The retainer provided:

“We have agreed that the Firm will charge the Company a fixed fee of £300,000 ... for the Services plus disbursements ... in connection with this Matter, subject to the completion of the Matter by 31 May 2017.” (emphasis added)

Amira argued that the underlined words created a contingent fee arrangement: if the bond issue did not complete by the end of May, nothing would be payable to BlackLion.  

BlackLion contended that the underlined words only qualified the “fixed” nature of fees incurred until 31 May 2017. If the bond issue completed by that date, BlackLion would receive the fixed fee (and nothing more).

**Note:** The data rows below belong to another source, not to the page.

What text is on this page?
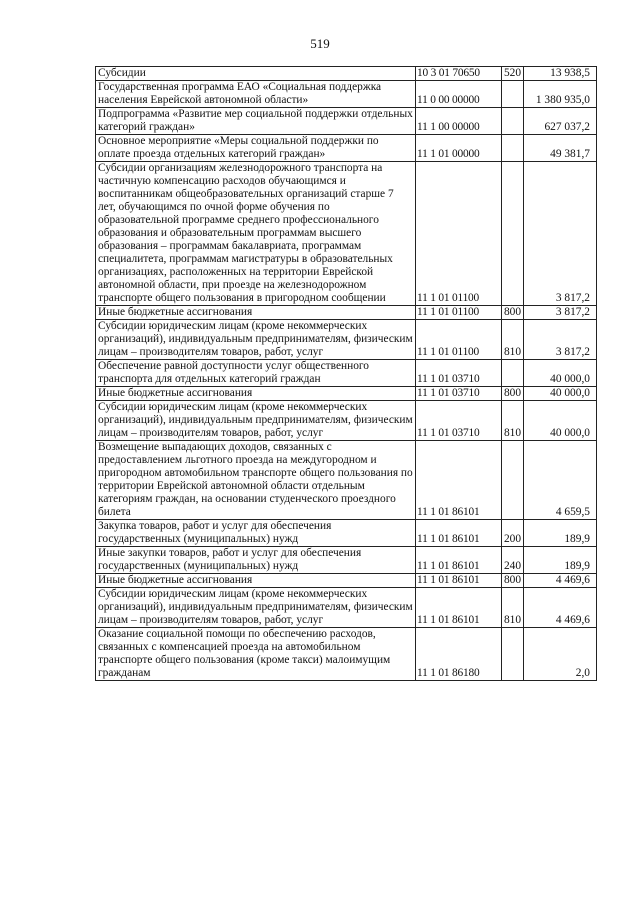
519
Субсидии	10 3 01 70650	520	13 938,5
Государственная программа ЕАО «Социальная поддержка населения Еврейской автономной области»	11 0 00 00000		1 380 935,0
Подпрограмма «Развитие мер социальной поддержки отдельных категорий граждан»	11 1 00 00000		627 037,2
Основное мероприятие «Меры социальной поддержки по оплате проезда отдельных категорий граждан»	11 1 01 00000		49 381,7
Субсидии организациям железнодорожного транспорта на частичную компенсацию расходов обучающимся и воспитанникам общеобразовательных организаций старше 7 лет, обучающимся по очной форме обучения по образовательной программе среднего профессионального образования и образовательным программам высшего образования – программам бакалавриата, программам специалитета, программам магистратуры в образовательных организациях, расположенных на территории Еврейской автономной области, при проезде на железнодорожном транспорте общего пользования в пригородном сообщении	11 1 01 01100		3 817,2
Иные бюджетные ассигнования	11 1 01 01100	800	3 817,2
Субсидии юридическим лицам (кроме некоммерческих организаций), индивидуальным предпринимателям, физическим лицам – производителям товаров, работ, услуг	11 1 01 01100	810	3 817,2
Обеспечение равной доступности услуг общественного транспорта для отдельных категорий граждан	11 1 01 03710		40 000,0
Иные бюджетные ассигнования	11 1 01 03710	800	40 000,0
Субсидии юридическим лицам (кроме некоммерческих организаций), индивидуальным предпринимателям, физическим лицам – производителям товаров, работ, услуг	11 1 01 03710	810	40 000,0
Возмещение выпадающих доходов, связанных с предоставлением льготного проезда на междугородном и пригородном автомобильном транспорте общего пользования по территории Еврейской автономной области отдельным категориям граждан, на основании студенческого проездного билета	11 1 01 86101		4 659,5
Закупка товаров, работ и услуг для обеспечения государственных (муниципальных) нужд	11 1 01 86101	200	189,9
Иные закупки товаров, работ и услуг для обеспечения государственных (муниципальных) нужд	11 1 01 86101	240	189,9
Иные бюджетные ассигнования	11 1 01 86101	800	4 469,6
Субсидии юридическим лицам (кроме некоммерческих организаций), индивидуальным предпринимателям, физическим лицам – производителям товаров, работ, услуг	11 1 01 86101	810	4 469,6
Оказание социальной помощи по обеспечению расходов, связанных с компенсацией проезда на автомобильном транспорте общего пользования (кроме такси) малоимущим гражданам	11 1 01 86180		2,0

If it did not complete on time, BlackLion would still receive the fixed fee, and any services provided after May would be charged separately. 

The court noted that the retainer was ambiguous. [Ed: some might say that it only takes two lawyers arguing the opposite to create an ambiguity].  Following the test in Rainy Sky, it examined the factual matrix to determine which interpretation was more consistent with business common sense.  

The court preferred BlackLion’s interpretation:

  1. There was no expectation that lawyers working on a New York bond issue would be paid on a wholly contingent basis. 
  2. The retainer was signed in early May, when it was already clear to all concerned that the bond issue would be difficult to complete by the end of May.
  3. BlackLion is a small firm; it is unlikely to commit a huge proportion of its human resources to a project that would only pay if it was successful. 
  4. By the end of April 2017, BlackLion had already recorded £385,000 worth of time on the matter. It made no commercial sense for it to agree to far less payment should the bond issue complete on time and no payment at all should the bond issue fail to complete or complete late.
  5. Amira would still be getting a “good deal” as it would only need to pay the fixed fee for services provided until the end of May.